This option is not to control how curl will interpret response bytes, but to make it accept a content that is transferred as a compressed stream, e.g. gzip.

Your script will get the content, you can convert its encoding using PHP's mb_string/icnov functions. However, be sure you have set your database collation and connection collation properly.

aularon
A: 

If the characters are fine when you change the header of the page to indicate that it's encoded in UTF-8, they're not corrupted; you're treating character data that's encoded in one format (UTF-8) as though it were encoded in another.

What you should check:

  • Verify that the XML source document is, in fact, UTF-8 encoded, since that's what you're specifying in your curl options.

  • Find out what the encoding used by your database is.

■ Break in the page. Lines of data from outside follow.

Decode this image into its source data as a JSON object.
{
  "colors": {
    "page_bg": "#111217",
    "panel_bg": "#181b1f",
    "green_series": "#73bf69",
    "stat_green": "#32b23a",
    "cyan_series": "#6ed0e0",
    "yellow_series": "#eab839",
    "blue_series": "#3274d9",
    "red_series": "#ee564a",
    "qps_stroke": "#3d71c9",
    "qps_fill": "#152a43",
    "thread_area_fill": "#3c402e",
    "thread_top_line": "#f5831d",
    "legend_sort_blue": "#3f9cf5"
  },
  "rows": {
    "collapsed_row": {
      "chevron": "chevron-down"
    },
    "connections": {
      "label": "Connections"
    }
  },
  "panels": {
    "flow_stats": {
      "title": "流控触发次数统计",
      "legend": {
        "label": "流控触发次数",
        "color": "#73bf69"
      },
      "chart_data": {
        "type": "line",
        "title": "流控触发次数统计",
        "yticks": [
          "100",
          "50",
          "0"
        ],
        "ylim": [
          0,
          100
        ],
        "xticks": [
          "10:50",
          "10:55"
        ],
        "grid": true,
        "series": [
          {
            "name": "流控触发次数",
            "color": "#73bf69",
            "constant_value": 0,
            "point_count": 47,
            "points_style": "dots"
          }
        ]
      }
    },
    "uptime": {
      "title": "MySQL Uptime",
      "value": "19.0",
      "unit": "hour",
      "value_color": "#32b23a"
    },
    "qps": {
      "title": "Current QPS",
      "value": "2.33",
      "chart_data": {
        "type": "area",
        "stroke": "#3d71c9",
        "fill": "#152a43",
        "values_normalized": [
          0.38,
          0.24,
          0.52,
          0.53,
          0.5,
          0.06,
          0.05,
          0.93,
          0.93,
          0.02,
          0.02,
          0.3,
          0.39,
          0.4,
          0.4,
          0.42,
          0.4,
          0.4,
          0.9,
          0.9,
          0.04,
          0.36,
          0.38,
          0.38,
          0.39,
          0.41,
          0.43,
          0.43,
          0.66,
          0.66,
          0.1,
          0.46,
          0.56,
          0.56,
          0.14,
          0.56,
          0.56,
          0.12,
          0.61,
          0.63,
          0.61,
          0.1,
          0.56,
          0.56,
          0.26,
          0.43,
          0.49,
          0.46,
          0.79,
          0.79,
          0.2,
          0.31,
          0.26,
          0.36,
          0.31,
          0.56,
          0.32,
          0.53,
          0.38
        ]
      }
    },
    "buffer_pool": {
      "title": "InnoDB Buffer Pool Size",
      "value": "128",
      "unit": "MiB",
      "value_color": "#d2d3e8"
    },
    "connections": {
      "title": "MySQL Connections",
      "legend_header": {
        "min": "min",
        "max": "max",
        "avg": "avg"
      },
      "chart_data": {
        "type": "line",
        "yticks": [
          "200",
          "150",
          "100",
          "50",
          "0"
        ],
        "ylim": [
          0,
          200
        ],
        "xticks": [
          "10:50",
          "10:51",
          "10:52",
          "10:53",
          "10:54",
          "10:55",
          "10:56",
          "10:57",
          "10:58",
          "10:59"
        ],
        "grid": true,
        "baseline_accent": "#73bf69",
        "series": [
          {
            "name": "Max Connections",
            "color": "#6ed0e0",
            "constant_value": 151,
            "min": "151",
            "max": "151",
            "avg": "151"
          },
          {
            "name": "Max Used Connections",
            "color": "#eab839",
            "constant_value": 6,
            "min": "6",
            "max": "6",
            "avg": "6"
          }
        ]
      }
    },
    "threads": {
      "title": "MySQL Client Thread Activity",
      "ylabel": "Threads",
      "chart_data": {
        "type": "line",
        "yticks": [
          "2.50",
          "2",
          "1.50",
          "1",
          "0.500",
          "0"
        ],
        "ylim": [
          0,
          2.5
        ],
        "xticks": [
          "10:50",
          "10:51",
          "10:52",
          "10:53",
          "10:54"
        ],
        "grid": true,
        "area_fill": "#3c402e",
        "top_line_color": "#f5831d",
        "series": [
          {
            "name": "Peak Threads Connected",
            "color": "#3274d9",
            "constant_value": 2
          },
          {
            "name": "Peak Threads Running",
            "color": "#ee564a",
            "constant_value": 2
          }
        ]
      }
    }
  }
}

If you need to be able to store Unicode characters in your database, you can change the character encoding there to UTF-8. Alternatively, you can convert from your source document using utf8_decode() (if the database is storing ISO-8859-1 characters) or mb_convert_encoding(). However, if characters in the source document can't be encoded in the system being used by the database, you'll lose information.

ngroot
A: 

Hello again Thanks for answers, they relly helped me to find problem, and special thanks to ngroot because I was stuck at thinking about curl but the problem was at database, when I tried first 2 answers I got no result and when I check the database I saw that I saved Titles of xml file as VARCHAR and UTF-8 Turkish as encoding, than I tried UTF-8 unicode and I saw that database variables became more readable finally I saved titles as VARBINARY to database and everything is resolved again thank you for all help.

Görkem Karahan